SAN DIEGO, CALIFORNIA.- The San Diego Museum of Art presents Human Presence: Works from the Museum's Collection through July 17, 2005. This two-part exhibition of the Museum's contemporary collection examines the role of the human body in art, both as subject matter and as an instrument of perception. Part I: The Singular Body joins a selection of three-dimensional sculptures of the human body and animal forms in the galleries with works on view in SDMA's sculpture garden and court. In Part II: Through the Geometry of Color, geometric paintings and works on paper draw visitors' awareness to their own physiological reactions to pure form and color.

The figurative sculptors presented in The Singular Body resisted the stringent formalism of earlier artists like Constantin Brancusi.

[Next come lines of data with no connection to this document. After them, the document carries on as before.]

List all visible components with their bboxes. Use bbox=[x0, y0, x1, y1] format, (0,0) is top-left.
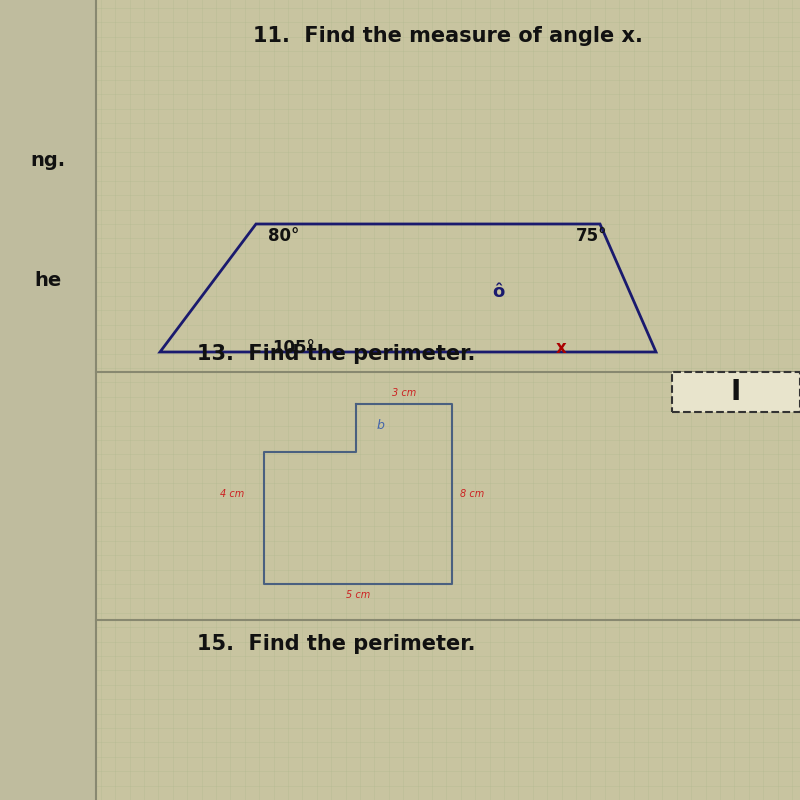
Text: 13.  Find the perimeter.: 13. Find the perimeter. bbox=[197, 344, 475, 364]
Text: 105°: 105° bbox=[272, 339, 315, 357]
Text: ng.: ng. bbox=[30, 150, 66, 170]
Text: 3 cm: 3 cm bbox=[392, 388, 416, 398]
Bar bbox=[0, 0, 96, 800]
Text: 15.  Find the perimeter.: 15. Find the perimeter. bbox=[197, 634, 475, 654]
Text: x: x bbox=[556, 339, 566, 357]
Text: 11.  Find the measure of angle x.: 11. Find the measure of angle x. bbox=[253, 26, 643, 46]
Text: b: b bbox=[377, 419, 385, 432]
Text: he: he bbox=[34, 270, 62, 290]
Text: I: I bbox=[731, 378, 741, 406]
Text: 75°: 75° bbox=[576, 227, 607, 245]
Text: 80°: 80° bbox=[268, 227, 299, 245]
Text: 4 cm: 4 cm bbox=[220, 489, 244, 498]
Text: ô: ô bbox=[492, 283, 504, 301]
Text: 5 cm: 5 cm bbox=[346, 590, 370, 600]
Text: 8 cm: 8 cm bbox=[460, 489, 484, 498]
Bar bbox=[672, 372, 800, 412]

For example, Marino Marini and Henry Moore, who both came into prominence between the two world wars, saw in simplified human and animal forms a way to address humanist concerns and to express the isolation and vulnerability of the postwar human condition. These same concerns are later expressed in the work of American Deborah Butterfield, who during the 1980s used animals, primarily horses, to reflect on the seclusion and impenetrability of subjective experience.

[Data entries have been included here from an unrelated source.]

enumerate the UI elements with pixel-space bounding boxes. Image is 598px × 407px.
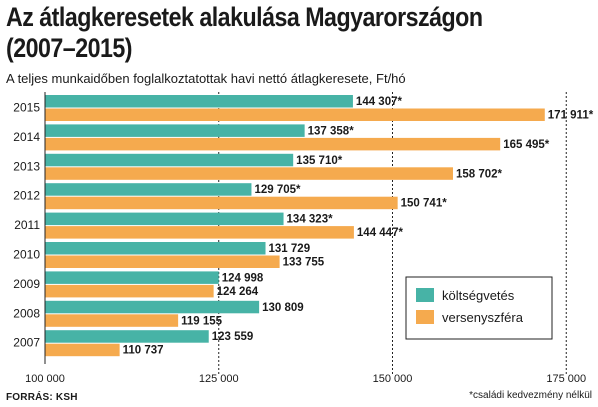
bar-versenyszfera [45, 226, 354, 239]
data-label: 144 447* [357, 227, 404, 239]
bar-versenyszfera [45, 137, 501, 151]
data-label: 129 705* [254, 184, 301, 196]
bar-versenyszfera [45, 196, 398, 210]
data-label: 133 755 [283, 257, 325, 269]
legend-label: költségvetés [442, 288, 515, 303]
chart-subtitle: A teljes munkaidőben foglalkoztatottak h… [6, 71, 406, 86]
legend-swatch-versenyszfera [416, 310, 434, 324]
bar-koltsegvetes [45, 183, 252, 196]
data-label: 110 737 [123, 345, 164, 357]
data-label: 137 358* [308, 125, 355, 137]
bar-koltsegvetes [45, 124, 305, 137]
year-tick-label: 2011 [14, 218, 40, 232]
source-label: FORRÁS: KSH [6, 392, 78, 403]
year-tick-label: 2014 [13, 130, 40, 144]
bar-versenyszfera [45, 108, 545, 121]
year-tick-label: 2012 [13, 189, 40, 203]
x-tick-label: 100 000 [25, 373, 65, 385]
bar-koltsegvetes [45, 300, 260, 314]
year-tick-label: 2013 [13, 159, 40, 173]
bar-koltsegvetes [45, 271, 219, 284]
data-label: 130 809 [262, 302, 304, 314]
year-tick-label: 2008 [13, 306, 40, 320]
data-label: 124 998 [222, 272, 264, 284]
bar-versenyszfera [45, 314, 179, 327]
legend-swatch-koltsegvetes [416, 288, 434, 302]
chart-title: Az átlagkeresetek alakulása Magyarország… [6, 2, 483, 64]
bar-versenyszfera [45, 255, 280, 268]
data-label: 150 741* [401, 198, 448, 210]
data-label: 119 155 [181, 315, 223, 327]
legend-box [405, 276, 553, 340]
title-line-2: (2007–2015) [6, 33, 133, 63]
bar-koltsegvetes [45, 153, 294, 167]
x-tick-label: 125 000 [199, 373, 239, 385]
year-tick-label: 2015 [13, 101, 40, 115]
data-label: 123 559 [212, 331, 254, 343]
bar-versenyszfera [45, 343, 120, 357]
bar-koltsegvetes [45, 212, 284, 226]
data-label: 135 710* [296, 155, 343, 167]
footnote: *családi kedvezmény nélkül [469, 390, 592, 401]
data-label: 171 911* [548, 110, 594, 122]
title-line-1: Az átlagkeresetek alakulása Magyarország… [6, 2, 483, 32]
data-label: 165 495* [503, 139, 550, 151]
bar-koltsegvetes [45, 242, 266, 255]
x-tick-label: 150 000 [373, 373, 413, 385]
data-label: 131 729 [269, 243, 311, 255]
data-label: 144 307* [356, 96, 403, 108]
data-label: 124 264 [217, 286, 259, 298]
data-label: 158 702* [456, 168, 503, 180]
bar-versenyszfera [45, 167, 453, 180]
year-tick-label: 2009 [13, 277, 40, 291]
legend-label: versenyszféra [442, 310, 524, 325]
year-tick-label: 2010 [13, 248, 40, 262]
bar-versenyszfera [45, 284, 214, 298]
data-label: 134 323* [287, 214, 334, 226]
year-tick-label: 2007 [13, 336, 40, 350]
bar-koltsegvetes [45, 95, 353, 108]
bar-koltsegvetes [45, 330, 209, 343]
x-tick-label: 175 000 [546, 373, 586, 385]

Through the Geometry of Color features works by geometric abstractionists, including Josef Albers and Victor Vasarely, who rejected the gestural and representational approaches found in figurative art and searched instead for an art of essential forms. The following generation of artists, including Americans Frank Stella and Ellsworth Kelly and British artist Bridget Riley, saw the picture plane as a container of visible phenomena to be decoded through automatic ocular impressions which would then be given meaning by the mind. They reduced the activity of art to the activity of seeing through the physical body while still situating the human being, through the eye, at the center of their premise.

Human Presence: Works from the Museum's Collection bridges two artistic approaches, which differ in their formal and stylistic strategies, by presenting works that engage both the symbolic and perceptual aspects of the body as a means of exploring changing definitions of the self.